I received some interesting herb seeds in a swap this week, entirely new to me. I then discovered some similar seeds were available from Realseeds but in the interests of agricultural biodiversity I'm hoping these are a different strain because Riana who sent them to me gives their provenance as direct from Mexico.
They are heat loving annuals or bi-annuals from the Aster family, with distinctive flavours described by one French writer as "strong, ultra-fresh and musky, vaguely reminiscent of coriander, but also ozone". The same writer goes on to suggest that only tiny amounts should be used for fear of overwhelming the taste of the food. Sounds bizarre but as a slow adopter of ordinary leaf coriander (remember when we thought it tasted like the smell of mice?) I'm prepared to give them a go.

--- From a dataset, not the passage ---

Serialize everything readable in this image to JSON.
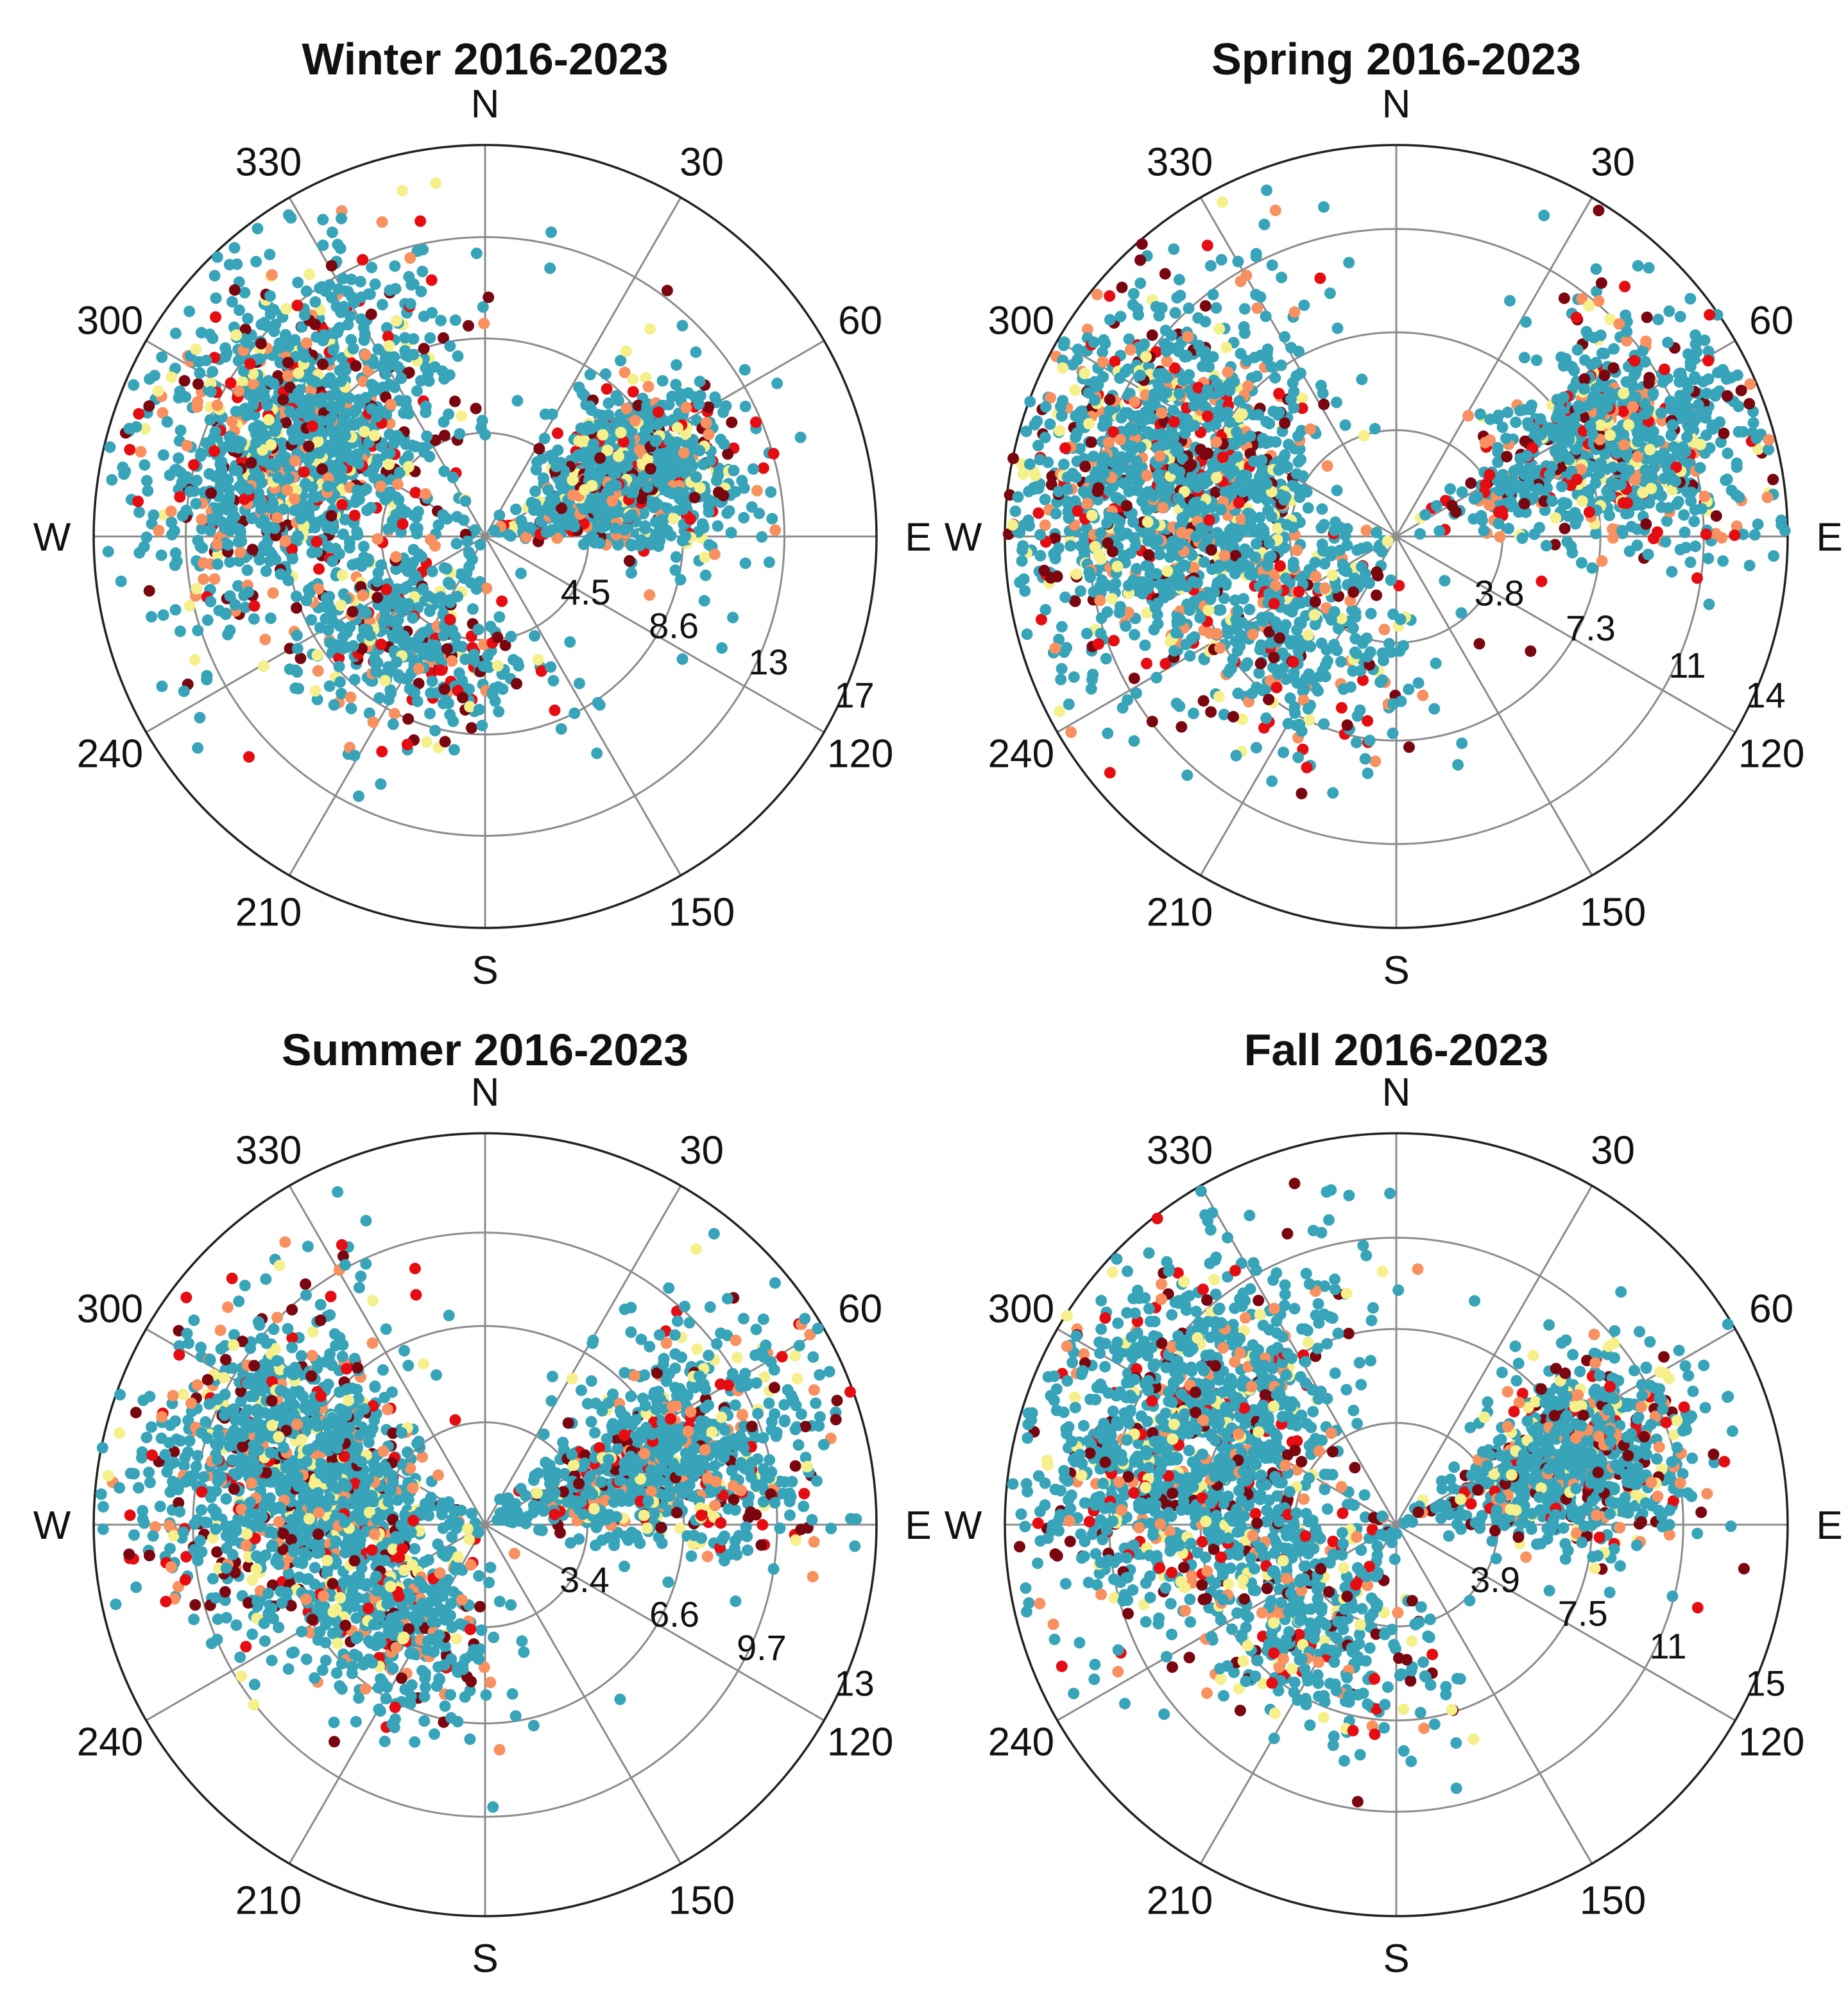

Porophyllum ruderale also known as papalo or quilquiña or Bolivian coriander (no relation to true coriander) is a strong growing plant reaching about 1.5 metres. It forms part of the "quelites"; foraged and cultivated greens that are an important part of the diet of the native peoples of Mexico by providing variation in basic staples of corn, beans and squash. Papalo is used for flavouring in salsas and salads and in tacos. It has a golden yellow flower a bit like a marigold and you can see a picture of it on Jim Conrad's site Backyard Naturalist
Porophyllum tagetoides, pipicha or pepicha is used in soups and with courgettes and summer squash. The plant is rather different in habit and flower colour having narrower leaves and (according to Riana) a purple poppy like flower.
I'm not sure which the Porophyllum coloratum is, it certainly looks like Papalo. There seems to be a lot of confusion with mapping these traditional herbs to formal Latin and until I've actually grown out what I have there's not much point in speculation.
Looking forward to growing them immensely but they will need a long hot summer to achieve their full potential in Normandy, so fingers crossed.
NB Post updated as Riana has now closed her blog to visitors so the links were broken.